Sejak masa Sulthan Iskandar Muda telah tinggi perbincangan ulama-ulama
dalam hal agama, yang terpenting pertentangan antara faham wihdatul ujud,”alam
ini adalah ciptaan dari bahagian ketuhanan sendiri, laksana buih pada puncak
ombak. Maka dalam alam zahir ini sebagai bahagian dari pada ketuhanan yang
besar. Menurut ahli tasauf dari aliran ini, duania adalah hanya emanasi atau
pancaran dari inti sari yang tidak tercipta. Wihdatusyuhud ialah paham yang
rata pada umat Islam, bahwa alam yang baharu ini adalah sebagai kesaksian dari
pada adanya Tuhan. Jadi bukanlah alam ini sebagaian dari Tuhan, melainkan
sebagai tanda dari pada adanya Tuhan.
Karya-karya
yang pernah beliau tulis, antara lain:
1. Hudayah
Balighah ‘ala Jum’at al muchasanah, suatu pembahasan mengani hukum Islam
tentang: bukti, kesaksian dan sumpah palsu. Buah pikirannya ini menjadi pedoman
dan kaedah hukum adat dalam masyarakat Aceh hingga dewasa ini.
2. Miratul
Tullab fi Tasyl Ma’rifatul Asysyariah li makhluk Wahhab kupasan mengenai
pengantar Imu Fiqih menurut mazahab Syafii.
3. Kifayat al
Muhtajin, Daqaiq al Huruf, Bayan Tajalli, suatu kupasan mengenai pokok-pokok
ajaran tasauf dan dasar-dasar pendiriannya dalam lapangan ini.
4. Syair
makrifat, karangan dalam bentuk puisi.
5. Tafsir al
Qur an, dalam bahasa Melayu.
Syekh Abdurrauf wafat tahun 1114 Hijriyah dimakamkan dekat muara sungai
Aceh. Pada makam beliau dibuat orang hiasan tulisan yang berbunyi Al Waliyul
mulki Syekh Abdur Rauf bin Ali, menunjukkan betapa besar peranannya dalam
kerajaan Aceh pada waktu itu Setelah meninggal dunia beliau lebih dikenal
dengan sebutan Tengku di Kuala atau Syekh Kuala. Kepada ulama dan mubaligh
inilah Pono menuntut ilmu dan memperdalam ajaan Islam selama 10 tahun.
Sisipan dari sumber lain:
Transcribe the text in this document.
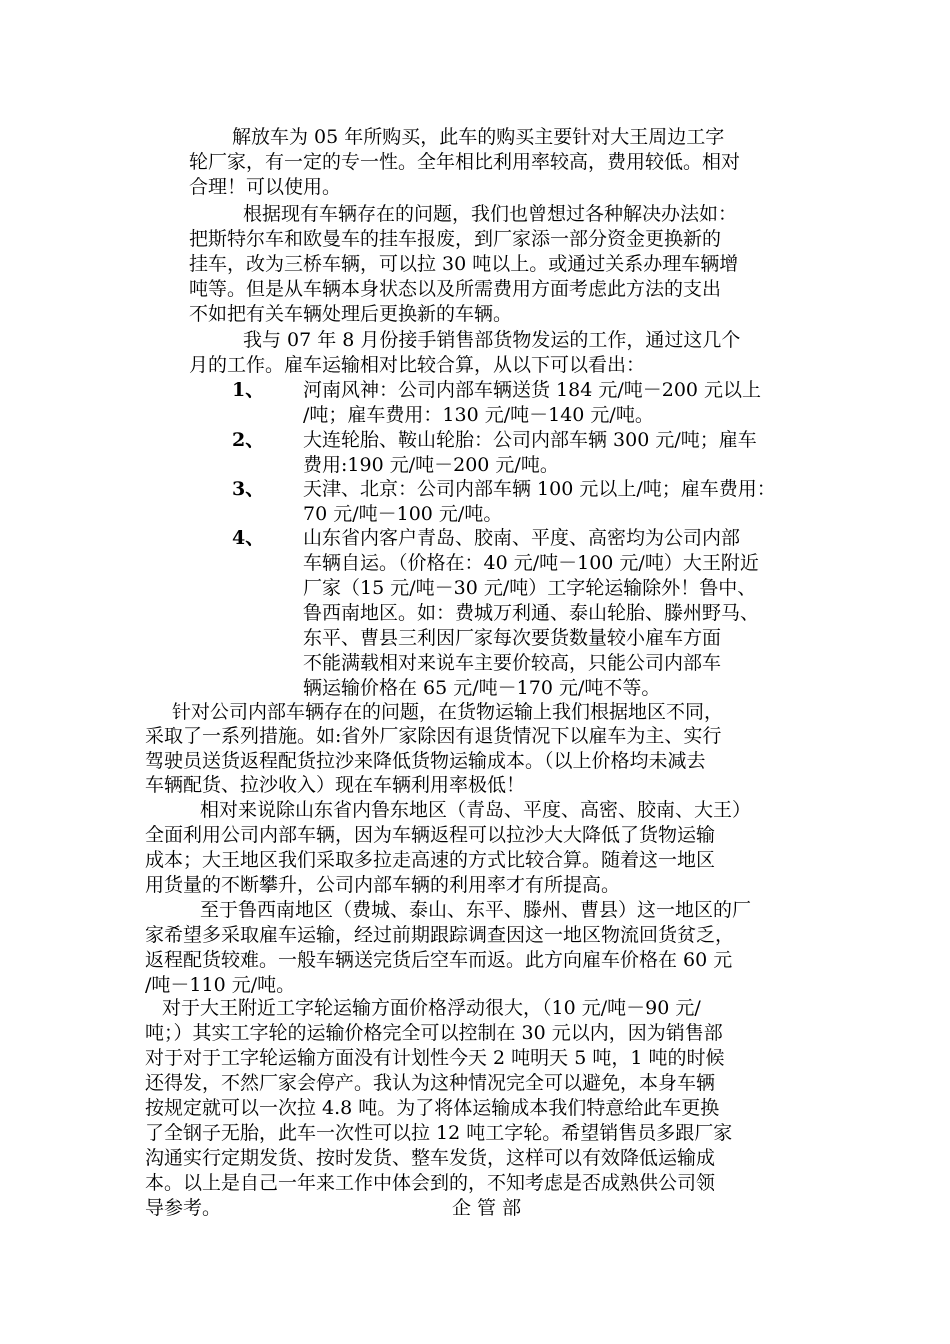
解放车为 05 年所购买，此车的购买主要针对大王周边工字
轮厂家，有一定的专一性。全年相比利用率较高，费用较低。相对
合理！可以使用。
根据现有车辆存在的问题，我们也曾想过各种解决办法如：
把斯特尔车和欧曼车的挂车报废，到厂家添一部分资金更换新的
挂车，改为三桥车辆，可以拉 30 吨以上。或通过关系办理车辆增
吨等。但是从车辆本身状态以及所需费用方面考虑此方法的支出
不如把有关车辆处理后更换新的车辆。
我与 07 年 8 月份接手销售部货物发运的工作，通过这几个
月的工作。雇车运输相对比较合算，从以下可以看出：
1、 河南风神：公司内部车辆送货 184 元/吨－200 元以上
/吨；雇车费用：130 元/吨－140 元/吨。
2、 大连轮胎、鞍山轮胎：公司内部车辆 300 元/吨；雇车
费用:190 元/吨－200 元/吨。
3、 天津、北京：公司内部车辆 100 元以上/吨；雇车费用：
70 元/吨－100 元/吨。
4、 山东省内客户青岛、胶南、平度、高密均为公司内部
车辆自运。（价格在：40 元/吨－100 元/吨）大王附近
厂家（15 元/吨－30 元/吨）工字轮运输除外！鲁中、
鲁西南地区。如：费城万利通、泰山轮胎、滕州野马、
东平、曹县三利因厂家每次要货数量较小雇车方面
不能满载相对来说车主要价较高，只能公司内部车
辆运输价格在 65 元/吨－170 元/吨不等。
针对公司内部车辆存在的问题，在货物运输上我们根据地区不同，
采取了一系列措施。如:省外厂家除因有退货情况下以雇车为主、实行
驾驶员送货返程配货拉沙来降低货物运输成本。（以上价格均未减去
车辆配货、拉沙收入）现在车辆利用率极低！
相对来说除山东省内鲁东地区（青岛、平度、高密、胶南、大王）
全面利用公司内部车辆，因为车辆返程可以拉沙大大降低了货物运输
成本；大王地区我们采取多拉走高速的方式比较合算。随着这一地区
用货量的不断攀升，公司内部车辆的利用率才有所提高。
至于鲁西南地区（费城、泰山、东平、滕州、曹县）这一地区的厂
家希望多采取雇车运输，经过前期跟踪调查因这一地区物流回货贫乏，
返程配货较难。一般车辆送完货后空车而返。此方向雇车价格在 60 元
/吨－110 元/吨。
对于大王附近工字轮运输方面价格浮动很大，（10 元/吨－90 元/
吨；）其实工字轮的运输价格完全可以控制在 30 元以内，因为销售部
对于对于工字轮运输方面没有计划性今天 2 吨明天 5 吨，1 吨的时候
还得发，不然厂家会停产。我认为这种情况完全可以避免，本身车辆
按规定就可以一次拉 4.8 吨。为了将体运输成本我们特意给此车更换
了全钢子无胎，此车一次性可以拉 12 吨工字轮。希望销售员多跟厂家
沟通实行定期发货、按时发货、整车发货，这样可以有效降低运输成
本。以上是自己一年来工作中体会到的，不知考虑是否成熟供公司领
导参考。	企 管 部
Lebih-lebih ketika Syekh Abdur Rauf al Singkli diangkat Sulthanat Syafiatuddin
sebagai mufti Aceh, Pono dapat belajar tentang kehidupan istana dalam
hubungannya dengan kegiatan masyarakat Aceh. Syekh Abdur Rauf memberikan
perhatian istimewa pula kepada Pono. Hubungan antara murid dengan guru terlihat
sangat intim. Di samping belajar, Pono membantu guru menggembalakan ternaknya.
Membuat dan memelihara kolam ikan sebagai bagian dari kegiatan rangkang ini.
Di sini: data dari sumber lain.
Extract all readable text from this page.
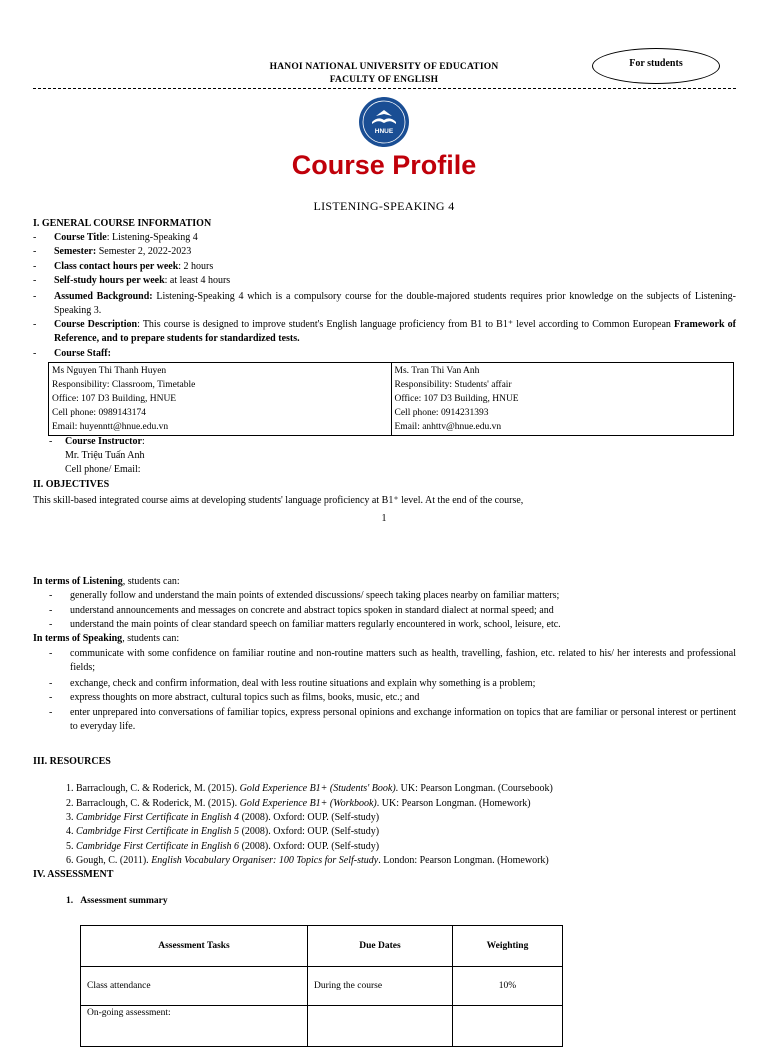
HANOI NATIONAL UNIVERSITY OF EDUCATION
FACULTY OF ENGLISH
For students
HNUE
Course Profile
LISTENING-SPEAKING 4
I. GENERAL COURSE INFORMATION
- Course Title: Listening-Speaking 4
- Semester: Semester 2, 2022-2023
- Class contact hours per week: 2 hours
- Self-study hours per week: at least 4 hours
- Assumed Background: Listening-Speaking 4 which is a compulsory course for the double-majored students requires prior knowledge on the subjects of Listening-Speaking 3.
- Course Description: This course is designed to improve student's English language proficiency from B1 to B1⁺ level according to Common European Framework of Reference, and to prepare students for standardized tests.
- Course Staff:
Ms Nguyen Thi Thanh Huyen
Responsibility: Classroom, Timetable
Office: 107 D3 Building, HNUE
Cell phone: 0989143174
Email: huyenntt@hnue.edu.vn

Ms. Tran Thi Van Anh
Responsibility: Students' affair
Office: 107 D3 Building, HNUE
Cell phone: 0914231393
Email: anhttv@hnue.edu.vn
- Course Instructor:
Mr. Triệu Tuấn Anh
Cell phone/ Email:
II. OBJECTIVES
This skill-based integrated course aims at developing students' language proficiency at B1⁺ level. At the end of the course,
1
In terms of Listening, students can:
- generally follow and understand the main points of extended discussions/ speech taking places nearby on familiar matters;
- understand announcements and messages on concrete and abstract topics spoken in standard dialect at normal speed; and
- understand the main points of clear standard speech on familiar matters regularly encountered in work, school, leisure, etc.
In terms of Speaking, students can:
- communicate with some confidence on familiar routine and non-routine matters such as health, travelling, fashion, etc. related to his/ her interests and professional fields;
- exchange, check and confirm information, deal with less routine situations and explain why something is a problem;
- express thoughts on more abstract, cultural topics such as films, books, music, etc.; and
- enter unprepared into conversations of familiar topics, express personal opinions and exchange information on topics that are familiar or personal interest or pertinent to everyday life.
III. RESOURCES
1. Barraclough, C. & Roderick, M. (2015). Gold Experience B1+ (Students' Book). UK: Pearson Longman. (Coursebook)
2. Barraclough, C. & Roderick, M. (2015). Gold Experience B1+ (Workbook). UK: Pearson Longman. (Homework)
3. Cambridge First Certificate in English 4 (2008). Oxford: OUP. (Self-study)
4. Cambridge First Certificate in English 5 (2008). Oxford: OUP. (Self-study)
5. Cambridge First Certificate in English 6 (2008). Oxford: OUP. (Self-study)
6. Gough, C. (2011). English Vocabulary Organiser: 100 Topics for Self-study. London: Pearson Longman. (Homework)
IV. ASSESSMENT
1. Assessment summary
Assessment Tasks	Due Dates	Weighting
Class attendance	During the course	10%
On-going assessment:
Murid-murid di rangkang Syekh Abdur Rauf harus berusaha sendiri dan mempunyai
ketrampilan untuk memenuhi keperluan hidup. Pono diajak tinggal serumah dengan
guru. Tugas Pono bertambah dengan mengasuh anak-anak sang guru. Pono sudah
dianggap sebagai keluarga sendiri oleh Syekh Abdur Rauf.
Minat serta perhatiannya sungguh luar biasa diikuti dengan daya tangkap
yang tinggi. Tidak mengherankan Pono termasuk murid yang terpandai di antara
pelajar di sana. Karena itulah Syekh Abdur Rauf mencurahkan sekalian ilmu yang
pernah dimilikinya, dan kesempatan ini dipergunakan sebaik-baiknya oleh Pono.
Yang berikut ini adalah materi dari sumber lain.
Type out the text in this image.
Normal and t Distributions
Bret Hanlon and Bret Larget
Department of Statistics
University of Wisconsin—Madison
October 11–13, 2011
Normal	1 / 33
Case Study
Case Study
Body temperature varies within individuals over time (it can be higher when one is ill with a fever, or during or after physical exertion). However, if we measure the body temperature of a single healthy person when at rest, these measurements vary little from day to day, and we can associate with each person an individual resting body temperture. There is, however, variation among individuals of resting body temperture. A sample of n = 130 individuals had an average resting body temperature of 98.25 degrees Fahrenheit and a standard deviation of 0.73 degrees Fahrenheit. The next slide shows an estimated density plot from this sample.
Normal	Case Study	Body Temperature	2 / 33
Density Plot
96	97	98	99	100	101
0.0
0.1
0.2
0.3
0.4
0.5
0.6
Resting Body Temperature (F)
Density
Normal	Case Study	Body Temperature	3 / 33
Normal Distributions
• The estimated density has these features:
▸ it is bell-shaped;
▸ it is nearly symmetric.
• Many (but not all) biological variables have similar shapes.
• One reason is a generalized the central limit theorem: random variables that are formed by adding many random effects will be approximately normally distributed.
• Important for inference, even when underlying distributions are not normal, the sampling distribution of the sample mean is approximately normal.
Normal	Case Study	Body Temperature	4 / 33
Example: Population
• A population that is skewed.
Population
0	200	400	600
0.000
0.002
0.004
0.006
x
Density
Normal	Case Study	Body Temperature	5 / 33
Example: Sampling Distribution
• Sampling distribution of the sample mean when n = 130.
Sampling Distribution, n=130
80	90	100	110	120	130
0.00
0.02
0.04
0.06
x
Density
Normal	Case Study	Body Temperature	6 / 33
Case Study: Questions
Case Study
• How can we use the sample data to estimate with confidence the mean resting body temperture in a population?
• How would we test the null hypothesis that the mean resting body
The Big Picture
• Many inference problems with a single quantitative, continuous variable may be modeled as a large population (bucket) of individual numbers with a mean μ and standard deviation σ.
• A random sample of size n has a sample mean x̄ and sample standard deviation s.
Ilmu yang dipelajarinya ialah ilmu syariat Islam dengan cabang-cabangnya
tauhid, tasauf, nahu, sharaf, hadits dan juga ilmu taqwim (hisab). Setelah
melalui ujian-ujian berat dilengkapi dengan berkhalwat selama 40 hari di gua
hulu sungai Aceh, di kaki Gunung Peusangan, sebelah selatan Beureun, akhirnya Pono
berhasil lulus dengan baik. Syekh Burhanuddin kembali ke Minangkabau. Setelah
cukup menerima ilmu pengetahuan selama beberapa than tibalah masanya Syekh
Burhanuddin meninggalkan Aceh. Masa pendidikan diakhiri dengan perpisahan
antara guru dan murid dengan penuh kasih sayang.Terjadi percakapan antara Syekh
Abdur Rauf dengan Syekh Burhanuddin yang berbunyi sebagai berikut:
“Malam ini berakhirlah ketabahan dan kesungguhan hatimu menuntut ilmu tiada
taranya. Suka duka belajar telah engkau lalui dengan sepenuh hati.
Berbahagialah Engkau, dengan rahmat dan karunia Tuhan, telah selamat menempuh
masa khalwat 40 hari lamanya. Engkau beruntung di dunia dan berbahagia di
akhirat kelak. Sekarang pulanglah engkau ke tanah tumpah darahmu menemui ibu
bapamu yang telah lama engkau tinggalkan. Di samping itu tugas berat dan mulia
menantimu untuk mengembangkan Islam di sana.” “Syukur Alhamdulillah”, kata
Syekh Burhanuddin. “Hatimu telah terbuka dan aku mendoa ke hadhirat Allah
subhanahu wata’ala, semoga cahaya hatimu menyinari seluruh alam Minangkabau.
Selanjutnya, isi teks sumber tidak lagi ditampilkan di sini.